Members of the Victorian parliament’s Legal and Social Issues Committee have had an inquiry into extremism in Victoria, leading to a 150-page report that has 12 recommendations to assist in minimising threats from violent extremists.
The report says the Victorian government should lobby the Commonwealth on extremist groups that are “engaging in preparing, planning, assisting or fostering the doing of a terrorist act, or advocating the doing of a terrorist act”.
Committee chair Fiona Patten says extremism is not something committees typically consider at a state level.
“Extremism is a complex global problem for which there are no easy solutions. The extremist groups and individual actors that operate in Victoria do not exist in a vacuum,” Patten said.
“They have connections nationally and transnationally. However, I believe that consideration of extremism is relevant at every level of government, and there is much that the state government can do.”
Ms Patten says the recommendations in the report are only a “starting point” for meeting certain challenges.
It recommends amendments to the ‘fit and proper test’ in firearms laws to include a category related to people who are members of extremist groups.

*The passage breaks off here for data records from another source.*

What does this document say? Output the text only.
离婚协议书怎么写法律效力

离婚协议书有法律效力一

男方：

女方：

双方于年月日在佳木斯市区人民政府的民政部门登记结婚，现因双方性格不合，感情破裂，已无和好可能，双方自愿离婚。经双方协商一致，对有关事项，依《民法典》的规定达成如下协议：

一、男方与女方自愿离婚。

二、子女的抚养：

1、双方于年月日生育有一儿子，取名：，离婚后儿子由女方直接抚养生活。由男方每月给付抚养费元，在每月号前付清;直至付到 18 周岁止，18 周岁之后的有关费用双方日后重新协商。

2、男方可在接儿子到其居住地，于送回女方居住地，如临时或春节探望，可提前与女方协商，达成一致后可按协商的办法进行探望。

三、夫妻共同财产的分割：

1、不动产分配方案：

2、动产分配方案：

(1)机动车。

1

It also calls for the Victorian government to advocate for a cross-jurisdictional database of registered firearms and firearms licence holders.
“I believe that limitations on access to firearms is one protective factor we have in Victoria and Australia, and we must maintain those limits,” Ms Patten said.
It also calls for the state to encourage the use of federal proscription or banning of violent extremist groups.
“Although this power is held by the Commonwealth, the Committee received several submissions from stakeholders expressing concerns that the power to proscribe an organisation as a terrorist group was not being used as extensively as it could be with regard to far-right violent extremist organisations (as well as other violent extremist organisations),” the report says.
“The submitters requested that the Victorian State Government advocate to the Commonwealth Minister for Home Affairs that particular extremist groups active in Victoria be proscribed as terrorist organisations.”